2010 yılında, İstanbul’un ‘Dünya Kültür Başkenti’ olması nedeniyle İstanbul Büyükşehir Belediyesi ‘Ben İstanbulum’ başlığı altında bir kitap yayınlamıştı[1]. İşte o kitapta, Giovanni Scognamillo’dan, Stelyo Berberakis’e, Liz Behmoras’tan Roni Margulies’e, Markar Esayan’dan Jaklin Çelik’e, çok sayıda ‘Bay ve Bayan’ İstanbullu, İstanbullu olmanın ne demek olduğunu kendi üsluplarıyla dile getirmişlerdi. Markar Esayan şöyle yazmıştı: “İstanbul’da azınlık olmak hem benzersiz bir zenginlik, hem de zaman zaman biraz burukluk. ‘Nerelisin?’ diye sorduklarında ‘Yedi sülale İstanbulluyum!’ demekten öyle gurur duyuyorum ki... Babam Ermeni, annem Rum, büyükannem Musevi, dedem Rus, kuzenlerse Müslüman olunca renkli ve unutulmaz anılarla yüklü bir çocukluk da kaçınılmaz oluyor. Her yıl onlarca bayram kutladık. Kiliseden sinagoga, şekerlerle bayram ziyaretlerinden el öpmelere... Üç dine özgü ritüeller, açılan sofralar, komşular arasındaki dayanışma; mutlaka ne pişerse, hele ki bir de kokusu yayıldıysa komşudan komşuya taşınan tabak tabak yemekler... Kurtuluş’ta, Sıraselviler’de gece ayini sonrası ellerinde mumlarla yürüyen Hıristiyanlar ve onlara eşlik eden Müslüman komşular...” Ben ise yazımı şöyle sonlandırmışım: “İstanbul’u biraz olsun yaşayan, O’nu seven herkes tartışmasız İstanbulludur!”

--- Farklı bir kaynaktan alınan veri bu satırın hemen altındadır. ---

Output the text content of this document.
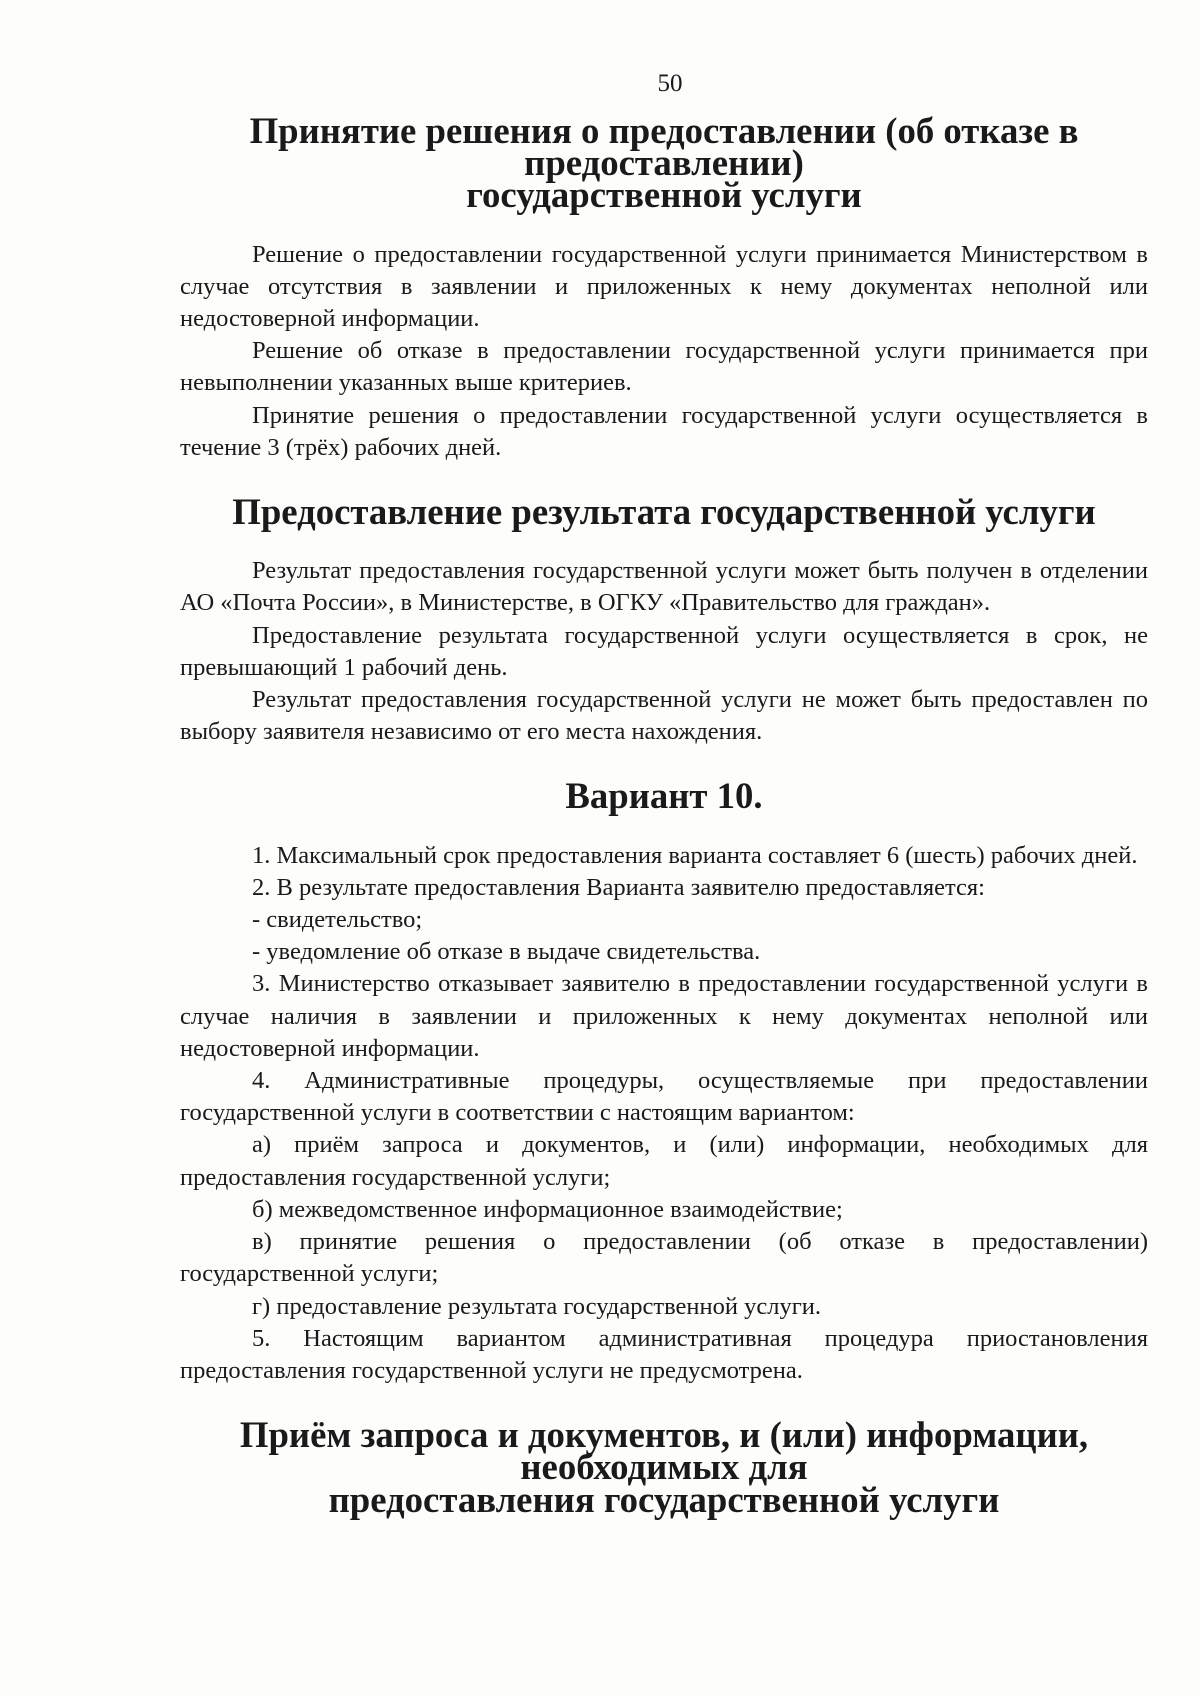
50
Принятие решения о предоставлении (об отказе в предоставлении)
государственной услуги

Решение о предоставлении государственной услуги принимается Министерством в случае отсутствия в заявлении и приложенных к нему документах неполной или недостоверной информации.

Решение об отказе в предоставлении государственной услуги принимается при невыполнении указанных выше критериев.

Принятие решения о предоставлении государственной услуги осуществляется в течение 3 (трёх) рабочих дней.

Предоставление результата государственной услуги

Результат предоставления государственной услуги может быть получен в отделении АО «Почта России», в Министерстве, в ОГКУ «Правительство для граждан».

Предоставление результата государственной услуги осуществляется в срок, не превышающий 1 рабочий день.

Результат предоставления государственной услуги не может быть предоставлен по выбору заявителя независимо от его места нахождения.

Вариант 10.

1. Максимальный срок предоставления варианта составляет 6 (шесть) рабочих дней.

2. В результате предоставления Варианта заявителю предоставляется:

- свидетельство;

- уведомление об отказе в выдаче свидетельства.

3. Министерство отказывает заявителю в предоставлении государственной услуги в случае наличия в заявлении и приложенных к нему документах неполной или недостоверной информации.

4. Административные процедуры, осуществляемые при предоставлении государственной услуги в соответствии с настоящим вариантом:

а) приём запроса и документов, и (или) информации, необходимых для предоставления государственной услуги;

б) межведомственное информационное взаимодействие;

в) принятие решения о предоставлении (об отказе в предоставлении) государственной услуги;

г) предоставление результата государственной услуги.

5. Настоящим вариантом административная процедура приостановления предоставления государственной услуги не предусмотрена.

Приём запроса и документов, и (или) информации, необходимых для
предоставления государственной услуги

Şimdi de diyorum ki; İstanbul’da ne kadar yaşadığı hiç önemli değil, bu kente ‘taşı toprağı altındır’ diye bakmayan, ayçiçeği çekirdeklerinin kabuklarını yerlere atmayan, bulduğu her boş araziye gökdelen dikmeyen, çöpünü denize dökmeyen, restorasyon yapıyorum diyerek tarihi yapıları katletmeyen, İstanbul’un suyunu, havası, toprağını severek kendisini İstanbullu hisseden herkes İstanbul’un doğal sahibidir. Bay-bayan veya bey-hanım olsun hiç fark etmez.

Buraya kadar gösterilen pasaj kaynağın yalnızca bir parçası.